Dünya nereye gidiyor?
Dünya bir tür birbirini kopyalama sürecine evrilmiş durumda. Değerlendirmeleri en az E.D Hirsch kadar önemsenmesi gereken bir diğer eğitimbilimci olan Çinli akademisyen Yong Zhao geçtiğimiz hafta bir yazı yayınladı. Yazının başlığı “Öldüren Cazibe: Birbirini kopyalamak neden eğitimi geliştirmez?”. Zhoa yazıda, dünyanın eğitim politikalarında Asya’ya yönelimin, yani bir tür Asyalaşmanın yaşanmaya başladığına dikkat çekiyor. PISA ve TIMSS gibi uluslararası sınavlarda uzak Asya ülkelerinin sergilediği başarıdan etkilenen Batı, eğitimde Asya yöntemlerini test etmeye başlamış durumda. Örneğin İngiltere’de Bakan Nick Gibb, ülkedeki 8 bin ilkokulda 53 milyon dolarlık destekle Çin modelinde matematik eğitim verileceğini açıkladı ve bu doğal olarak beraberinde okul kitaplarında ve müfredatta da değişimi getirecek. Konu Şangay’dan öğretmen ithaline kadar gelmiş durumda. Benzer bir durum ABD ve Avustralya gibi son derece adem-i merkeziyetçi eğitim modelleri için de geçerli. Pek çok batı ülkesi Asyalaşma yolunda; merkezileşiyor, standartlaşıyor ve daha mekanik hale geliyor. Zhao bu durumu şu şekilde eleştiriyor: Her ülkenin elbette belli eğitim standartları olmak durumunda, ama bunu kendi eğitim ve sosyal gerçeklikleri üzerine inşa etmek durumundadır. Dolayısıyla doğrudan ithal yöntemlerle yeni bir gerçeklik inşa etmek, Türkiye’de de uzun yıllar denenmiş, ama etkin sonuçlar ortaya koyamamıştır. Bununla birlikte kör bir kopyalamadan ziyade, yöntemlerin nasıl uygulamaya konulduğuna odaklanmak ve eğitimde akademik başarısı önde ülkelerin geçmişte yaşadığı zorlukları nasıl aştıklarına bakıp ders çıkarmak daha yerinde olacaktır.
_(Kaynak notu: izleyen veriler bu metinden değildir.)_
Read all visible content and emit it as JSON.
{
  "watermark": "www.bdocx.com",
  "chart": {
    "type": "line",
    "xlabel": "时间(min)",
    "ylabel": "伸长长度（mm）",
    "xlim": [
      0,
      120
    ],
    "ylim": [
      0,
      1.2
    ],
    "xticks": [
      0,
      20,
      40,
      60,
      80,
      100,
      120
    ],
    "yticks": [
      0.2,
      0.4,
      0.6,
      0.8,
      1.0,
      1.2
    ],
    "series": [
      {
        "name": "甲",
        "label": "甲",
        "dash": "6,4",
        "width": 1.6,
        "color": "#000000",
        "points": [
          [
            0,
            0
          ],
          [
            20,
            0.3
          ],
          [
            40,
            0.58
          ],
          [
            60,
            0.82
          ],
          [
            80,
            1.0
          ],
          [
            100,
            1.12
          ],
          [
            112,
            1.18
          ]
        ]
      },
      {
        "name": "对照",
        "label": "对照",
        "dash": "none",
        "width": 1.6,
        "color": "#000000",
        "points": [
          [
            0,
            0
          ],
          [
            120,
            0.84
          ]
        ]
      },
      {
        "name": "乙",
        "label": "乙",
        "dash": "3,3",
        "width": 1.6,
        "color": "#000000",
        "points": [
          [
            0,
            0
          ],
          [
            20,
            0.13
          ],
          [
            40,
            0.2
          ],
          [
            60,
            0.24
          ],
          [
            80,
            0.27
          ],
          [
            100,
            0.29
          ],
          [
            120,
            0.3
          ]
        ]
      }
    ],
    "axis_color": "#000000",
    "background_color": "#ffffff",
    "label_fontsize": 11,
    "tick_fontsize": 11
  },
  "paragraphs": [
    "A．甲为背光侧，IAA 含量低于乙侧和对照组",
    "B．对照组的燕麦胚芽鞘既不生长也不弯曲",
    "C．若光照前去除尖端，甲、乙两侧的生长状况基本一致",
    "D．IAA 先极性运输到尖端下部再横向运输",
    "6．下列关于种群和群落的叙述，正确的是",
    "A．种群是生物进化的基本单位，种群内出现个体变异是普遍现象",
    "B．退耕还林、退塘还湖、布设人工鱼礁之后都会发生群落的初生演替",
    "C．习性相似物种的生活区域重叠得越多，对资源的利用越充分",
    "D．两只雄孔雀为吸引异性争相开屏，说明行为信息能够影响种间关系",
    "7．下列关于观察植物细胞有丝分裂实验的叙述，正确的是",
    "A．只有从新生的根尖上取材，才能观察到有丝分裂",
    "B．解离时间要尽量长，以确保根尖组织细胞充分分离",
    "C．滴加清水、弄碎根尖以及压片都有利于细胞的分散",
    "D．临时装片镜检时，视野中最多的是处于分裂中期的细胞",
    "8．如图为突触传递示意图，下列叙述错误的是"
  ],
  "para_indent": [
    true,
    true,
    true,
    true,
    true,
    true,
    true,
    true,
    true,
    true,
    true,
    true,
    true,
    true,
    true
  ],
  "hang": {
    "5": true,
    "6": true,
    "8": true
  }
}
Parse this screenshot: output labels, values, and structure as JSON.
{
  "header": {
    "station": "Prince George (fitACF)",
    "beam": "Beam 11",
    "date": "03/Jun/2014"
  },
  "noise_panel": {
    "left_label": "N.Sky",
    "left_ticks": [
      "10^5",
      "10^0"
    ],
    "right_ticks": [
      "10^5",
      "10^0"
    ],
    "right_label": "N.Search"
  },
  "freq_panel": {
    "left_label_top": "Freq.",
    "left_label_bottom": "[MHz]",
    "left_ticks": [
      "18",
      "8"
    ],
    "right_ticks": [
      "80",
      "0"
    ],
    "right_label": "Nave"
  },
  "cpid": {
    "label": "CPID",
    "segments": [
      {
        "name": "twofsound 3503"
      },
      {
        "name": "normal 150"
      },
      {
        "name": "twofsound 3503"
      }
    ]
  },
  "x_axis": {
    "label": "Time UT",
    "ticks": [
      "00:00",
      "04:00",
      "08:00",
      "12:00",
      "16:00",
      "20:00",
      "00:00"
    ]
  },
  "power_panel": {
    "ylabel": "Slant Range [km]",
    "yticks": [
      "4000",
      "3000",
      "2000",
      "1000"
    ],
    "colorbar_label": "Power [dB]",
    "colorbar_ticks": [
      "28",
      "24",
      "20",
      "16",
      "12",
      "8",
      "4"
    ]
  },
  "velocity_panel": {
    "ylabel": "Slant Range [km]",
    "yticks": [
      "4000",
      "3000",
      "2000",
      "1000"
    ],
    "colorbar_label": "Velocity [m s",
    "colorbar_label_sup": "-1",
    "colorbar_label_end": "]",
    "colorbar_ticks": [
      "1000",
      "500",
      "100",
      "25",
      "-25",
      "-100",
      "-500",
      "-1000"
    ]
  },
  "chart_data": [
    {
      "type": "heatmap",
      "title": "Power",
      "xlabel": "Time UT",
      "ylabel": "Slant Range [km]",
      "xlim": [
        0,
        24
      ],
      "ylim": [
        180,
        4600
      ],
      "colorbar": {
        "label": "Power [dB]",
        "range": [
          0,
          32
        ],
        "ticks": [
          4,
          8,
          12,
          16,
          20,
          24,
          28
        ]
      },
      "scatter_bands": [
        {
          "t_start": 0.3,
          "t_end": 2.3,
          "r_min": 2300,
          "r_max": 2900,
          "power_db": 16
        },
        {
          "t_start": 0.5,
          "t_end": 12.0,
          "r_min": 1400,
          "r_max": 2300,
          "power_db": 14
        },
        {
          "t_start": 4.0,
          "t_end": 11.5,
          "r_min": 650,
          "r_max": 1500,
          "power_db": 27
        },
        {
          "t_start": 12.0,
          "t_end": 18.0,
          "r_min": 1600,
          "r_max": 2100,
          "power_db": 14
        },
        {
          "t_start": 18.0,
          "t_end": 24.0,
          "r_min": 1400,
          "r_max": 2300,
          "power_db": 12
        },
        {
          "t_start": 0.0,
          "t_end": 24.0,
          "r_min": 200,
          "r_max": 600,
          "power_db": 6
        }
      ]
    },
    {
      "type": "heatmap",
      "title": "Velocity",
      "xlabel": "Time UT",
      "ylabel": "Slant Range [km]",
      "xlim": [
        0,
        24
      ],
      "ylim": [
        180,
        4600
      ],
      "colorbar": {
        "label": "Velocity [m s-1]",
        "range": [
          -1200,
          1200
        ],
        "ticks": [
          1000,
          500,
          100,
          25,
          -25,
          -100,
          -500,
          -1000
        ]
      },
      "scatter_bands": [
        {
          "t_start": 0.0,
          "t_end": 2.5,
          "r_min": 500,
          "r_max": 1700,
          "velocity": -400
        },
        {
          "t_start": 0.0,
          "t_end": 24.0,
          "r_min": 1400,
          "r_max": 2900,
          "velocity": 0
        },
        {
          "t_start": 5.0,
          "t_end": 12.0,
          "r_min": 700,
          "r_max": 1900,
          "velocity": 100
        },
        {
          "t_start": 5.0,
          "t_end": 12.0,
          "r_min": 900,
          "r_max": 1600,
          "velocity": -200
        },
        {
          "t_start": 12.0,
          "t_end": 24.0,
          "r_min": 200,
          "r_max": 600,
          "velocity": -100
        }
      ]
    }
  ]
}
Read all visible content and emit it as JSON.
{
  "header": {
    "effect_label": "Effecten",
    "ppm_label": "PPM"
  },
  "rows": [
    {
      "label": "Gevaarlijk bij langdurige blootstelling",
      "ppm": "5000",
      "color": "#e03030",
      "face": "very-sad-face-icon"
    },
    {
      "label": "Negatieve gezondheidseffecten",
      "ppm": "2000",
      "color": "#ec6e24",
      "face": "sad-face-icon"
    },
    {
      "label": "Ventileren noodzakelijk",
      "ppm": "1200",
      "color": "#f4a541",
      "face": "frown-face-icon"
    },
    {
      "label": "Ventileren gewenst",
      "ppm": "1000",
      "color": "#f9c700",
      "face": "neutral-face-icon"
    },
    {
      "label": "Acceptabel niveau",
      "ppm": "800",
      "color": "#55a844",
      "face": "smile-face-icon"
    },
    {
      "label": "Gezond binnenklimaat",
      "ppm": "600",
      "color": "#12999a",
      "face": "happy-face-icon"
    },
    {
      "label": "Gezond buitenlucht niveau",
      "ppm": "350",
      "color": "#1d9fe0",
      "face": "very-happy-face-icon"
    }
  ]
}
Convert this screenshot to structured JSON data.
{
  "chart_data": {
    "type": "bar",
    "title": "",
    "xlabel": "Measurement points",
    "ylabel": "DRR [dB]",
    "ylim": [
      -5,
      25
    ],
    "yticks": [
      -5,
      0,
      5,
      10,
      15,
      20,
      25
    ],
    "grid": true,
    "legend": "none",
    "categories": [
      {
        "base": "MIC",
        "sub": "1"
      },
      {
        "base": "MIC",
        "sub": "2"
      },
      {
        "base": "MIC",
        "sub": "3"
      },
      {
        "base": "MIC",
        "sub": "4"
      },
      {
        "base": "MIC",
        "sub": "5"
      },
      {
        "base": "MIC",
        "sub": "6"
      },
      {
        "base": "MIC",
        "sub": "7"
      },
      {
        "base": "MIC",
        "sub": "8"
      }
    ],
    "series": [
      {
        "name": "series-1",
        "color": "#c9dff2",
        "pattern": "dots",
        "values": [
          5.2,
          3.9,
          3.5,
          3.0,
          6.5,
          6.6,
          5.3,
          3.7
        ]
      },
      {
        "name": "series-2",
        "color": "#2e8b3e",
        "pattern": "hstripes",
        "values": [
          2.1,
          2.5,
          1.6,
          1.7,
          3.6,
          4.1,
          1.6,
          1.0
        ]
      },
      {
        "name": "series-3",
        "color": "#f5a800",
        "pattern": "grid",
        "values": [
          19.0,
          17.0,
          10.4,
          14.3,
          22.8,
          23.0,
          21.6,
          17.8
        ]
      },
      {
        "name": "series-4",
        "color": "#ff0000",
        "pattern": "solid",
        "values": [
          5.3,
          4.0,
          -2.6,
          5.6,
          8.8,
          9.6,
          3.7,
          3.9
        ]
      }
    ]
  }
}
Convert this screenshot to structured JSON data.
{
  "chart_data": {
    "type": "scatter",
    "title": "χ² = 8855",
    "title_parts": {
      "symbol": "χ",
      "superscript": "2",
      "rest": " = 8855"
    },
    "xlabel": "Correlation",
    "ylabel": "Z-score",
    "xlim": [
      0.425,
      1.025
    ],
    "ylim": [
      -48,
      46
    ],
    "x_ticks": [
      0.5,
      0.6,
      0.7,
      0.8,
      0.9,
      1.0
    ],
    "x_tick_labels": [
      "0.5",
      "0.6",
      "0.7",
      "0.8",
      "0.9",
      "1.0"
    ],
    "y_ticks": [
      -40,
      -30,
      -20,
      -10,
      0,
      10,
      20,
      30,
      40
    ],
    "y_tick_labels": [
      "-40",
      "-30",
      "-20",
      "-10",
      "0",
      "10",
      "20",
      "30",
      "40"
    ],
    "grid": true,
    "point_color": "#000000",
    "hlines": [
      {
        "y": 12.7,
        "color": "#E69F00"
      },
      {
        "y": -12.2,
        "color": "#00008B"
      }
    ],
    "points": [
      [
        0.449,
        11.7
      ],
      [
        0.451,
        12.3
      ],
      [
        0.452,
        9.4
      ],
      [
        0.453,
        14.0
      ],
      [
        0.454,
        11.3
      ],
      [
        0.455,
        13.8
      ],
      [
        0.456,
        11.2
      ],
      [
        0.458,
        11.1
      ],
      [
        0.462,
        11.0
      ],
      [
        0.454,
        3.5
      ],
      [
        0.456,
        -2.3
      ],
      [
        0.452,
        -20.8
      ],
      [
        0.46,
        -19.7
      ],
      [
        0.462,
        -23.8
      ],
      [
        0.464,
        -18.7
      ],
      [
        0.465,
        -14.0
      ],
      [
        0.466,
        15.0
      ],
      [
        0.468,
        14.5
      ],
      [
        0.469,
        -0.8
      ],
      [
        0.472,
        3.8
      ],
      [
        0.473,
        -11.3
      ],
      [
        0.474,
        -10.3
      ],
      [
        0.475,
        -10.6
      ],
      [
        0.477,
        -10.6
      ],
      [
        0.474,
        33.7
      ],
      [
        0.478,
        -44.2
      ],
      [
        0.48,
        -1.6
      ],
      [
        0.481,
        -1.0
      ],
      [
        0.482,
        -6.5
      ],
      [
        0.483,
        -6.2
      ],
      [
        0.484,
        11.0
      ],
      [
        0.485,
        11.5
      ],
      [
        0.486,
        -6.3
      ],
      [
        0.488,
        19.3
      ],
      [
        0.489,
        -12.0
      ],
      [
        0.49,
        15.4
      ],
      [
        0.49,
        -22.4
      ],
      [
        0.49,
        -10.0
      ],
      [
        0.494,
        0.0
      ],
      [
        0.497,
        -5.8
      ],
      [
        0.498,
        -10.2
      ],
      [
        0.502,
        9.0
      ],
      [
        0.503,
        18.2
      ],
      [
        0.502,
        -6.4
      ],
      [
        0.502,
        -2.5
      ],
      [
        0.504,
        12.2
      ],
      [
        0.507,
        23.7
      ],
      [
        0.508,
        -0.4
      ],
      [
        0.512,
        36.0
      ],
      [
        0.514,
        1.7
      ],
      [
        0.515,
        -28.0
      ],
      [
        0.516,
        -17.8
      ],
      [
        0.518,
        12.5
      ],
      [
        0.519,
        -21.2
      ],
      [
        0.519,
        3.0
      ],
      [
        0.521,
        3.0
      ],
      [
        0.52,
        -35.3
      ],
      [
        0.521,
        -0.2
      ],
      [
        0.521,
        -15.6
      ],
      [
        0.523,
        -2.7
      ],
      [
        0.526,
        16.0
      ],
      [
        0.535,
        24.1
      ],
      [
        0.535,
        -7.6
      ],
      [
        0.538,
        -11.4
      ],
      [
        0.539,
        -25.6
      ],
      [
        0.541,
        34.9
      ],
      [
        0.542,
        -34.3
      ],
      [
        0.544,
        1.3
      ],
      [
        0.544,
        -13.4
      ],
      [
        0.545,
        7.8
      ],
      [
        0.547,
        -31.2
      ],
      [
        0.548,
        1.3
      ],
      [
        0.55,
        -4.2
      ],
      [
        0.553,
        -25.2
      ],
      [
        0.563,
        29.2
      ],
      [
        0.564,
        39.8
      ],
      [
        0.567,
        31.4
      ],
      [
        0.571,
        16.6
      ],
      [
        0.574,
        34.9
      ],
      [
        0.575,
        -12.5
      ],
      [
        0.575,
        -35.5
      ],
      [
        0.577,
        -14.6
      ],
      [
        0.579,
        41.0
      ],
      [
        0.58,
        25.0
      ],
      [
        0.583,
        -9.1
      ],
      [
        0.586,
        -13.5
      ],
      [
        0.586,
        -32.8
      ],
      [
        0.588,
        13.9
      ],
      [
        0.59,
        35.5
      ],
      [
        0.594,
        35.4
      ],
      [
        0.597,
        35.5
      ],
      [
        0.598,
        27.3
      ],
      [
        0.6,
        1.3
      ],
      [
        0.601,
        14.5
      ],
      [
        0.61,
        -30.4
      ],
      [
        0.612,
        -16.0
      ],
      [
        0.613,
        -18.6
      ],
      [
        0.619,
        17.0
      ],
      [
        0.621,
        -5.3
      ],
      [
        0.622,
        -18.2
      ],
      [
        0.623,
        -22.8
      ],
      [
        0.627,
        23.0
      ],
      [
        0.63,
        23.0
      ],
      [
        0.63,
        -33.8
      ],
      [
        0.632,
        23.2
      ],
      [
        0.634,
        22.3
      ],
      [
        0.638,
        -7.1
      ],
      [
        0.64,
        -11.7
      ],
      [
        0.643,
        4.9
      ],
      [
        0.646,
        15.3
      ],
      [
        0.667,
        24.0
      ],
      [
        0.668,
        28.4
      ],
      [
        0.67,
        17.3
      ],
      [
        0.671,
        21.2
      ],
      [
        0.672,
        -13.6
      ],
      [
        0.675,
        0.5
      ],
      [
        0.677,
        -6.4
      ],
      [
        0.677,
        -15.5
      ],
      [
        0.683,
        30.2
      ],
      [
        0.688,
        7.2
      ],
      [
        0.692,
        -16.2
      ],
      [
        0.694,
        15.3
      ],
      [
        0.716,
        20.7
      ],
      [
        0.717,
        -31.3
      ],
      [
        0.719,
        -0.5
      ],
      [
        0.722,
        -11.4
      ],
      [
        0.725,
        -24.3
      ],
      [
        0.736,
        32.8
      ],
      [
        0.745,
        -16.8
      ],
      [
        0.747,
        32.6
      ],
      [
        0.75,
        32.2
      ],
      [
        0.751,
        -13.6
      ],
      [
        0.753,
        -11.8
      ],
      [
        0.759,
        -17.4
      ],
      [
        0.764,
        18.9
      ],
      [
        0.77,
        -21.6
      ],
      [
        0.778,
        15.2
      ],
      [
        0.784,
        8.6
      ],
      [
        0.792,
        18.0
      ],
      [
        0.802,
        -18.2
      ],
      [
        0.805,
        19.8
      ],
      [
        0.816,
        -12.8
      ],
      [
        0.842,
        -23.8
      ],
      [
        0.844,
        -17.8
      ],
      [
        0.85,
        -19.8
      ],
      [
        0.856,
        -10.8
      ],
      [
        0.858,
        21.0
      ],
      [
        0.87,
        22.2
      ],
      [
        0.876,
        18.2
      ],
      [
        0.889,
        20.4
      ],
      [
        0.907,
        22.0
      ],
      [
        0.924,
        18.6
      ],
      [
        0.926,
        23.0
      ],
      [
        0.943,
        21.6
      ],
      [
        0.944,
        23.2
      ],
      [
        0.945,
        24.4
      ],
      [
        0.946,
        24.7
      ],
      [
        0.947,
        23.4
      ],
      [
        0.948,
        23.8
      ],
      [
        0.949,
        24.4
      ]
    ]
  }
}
Sonuç olarak, 2023’e beş kala, eğitimde kat edeceğimiz yolda ayağımıza takılan taşlardan kurtularak, kendi gerçekliğimizin farkında olarak, bir tür restorasyonla ilerlememiz gerektiği açık. Bu kendinden emin, temkinle izlenen yol, beraberinde Türkiye Cumhuriyeti’nin 100. yılında görmeyi beklediğimiz ekonomik ve sosyal kalkınmayı da getirecektir. İşbirliği, tutarlılık ve bütünlüğün olduğu eğitim politikalarıyla birlikte yapılacak restorasyon, nihayetinde 2023’te büyük bir reformla sonuçlanmış olacaktır.